A steadily climbing heap is the signature of a leak. Capture a heap snapshot with node --inspect and the Chrome DevTools Memory panel, or call v8.writeHeapSnapshot(), then compare two snapshots to find which retained object set is growing.

Bound every cache. An unbounded Map keyed by user input is the single most common Node memory leak—use an LRU with a max size or per-entry TTL.

Horizontal scaling

Q: What are the strategies for scaling Node.js horizontally?

Vertical scaling (a bigger box) hits limits fast because one process uses one core. Horizontal scaling runs many stateless instances behind a load balancer. The key constraint is statelessness: keep no per-request state in process memory, so any instance can serve any request. Push shared state into Redis or a database, and store sessions there rather than in memory.

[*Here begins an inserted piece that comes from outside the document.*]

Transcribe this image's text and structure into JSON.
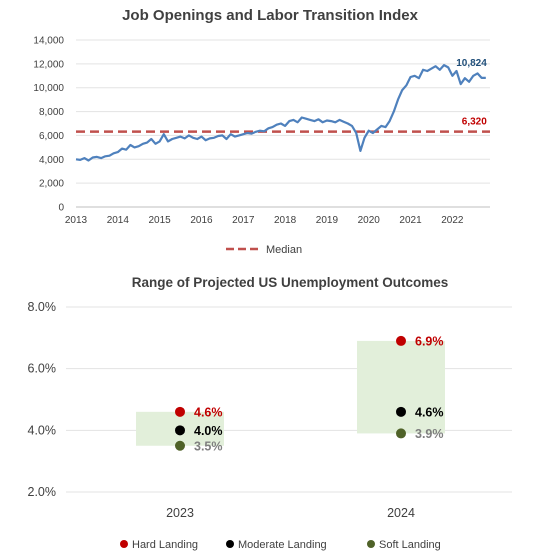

// Stateless: read identity from the request, never from local memory
import { createServer } from "node:http";

createServer(async (req, res) => {
  const token = req.headers.authorization?.split(" ")[1];
  const session = await redisGetSession(token); // shared store, not local
  res.end(JSON.stringify({ user: session?.userId ?? null }));
}).listen(process.env.PORT ?? 3000);

In practice you combine cluster (or a container orchestrator running N replicas) to fill every core on a host, then add hosts behind the balancer to scale out. Use sticky sessions only when you truly need them—stateless designs scale far more cleanly.

Best Practices

Keep every tick short: offload CPU-bound work to worker_threads and never call Sync APIs on the request path.
Use cluster or a container replica per core to use all CPUs; one Node process only fills one core.
Monitor event-loop delay and heap usage in production—rising loop lag and heap are your earliest warning signs.
Bound all caches with a max size or TTL, and move shared cache and session state into Redis once you scale out.
Design instances to be stateless so any node can handle any request behind the load balancer.
Set Cache-Control/ETag headers so CDNs and clients absorb load before it reaches Node.
Always respawn crashed cluster workers and run the process under a supervisor (PM2, systemd, or an orchestrator).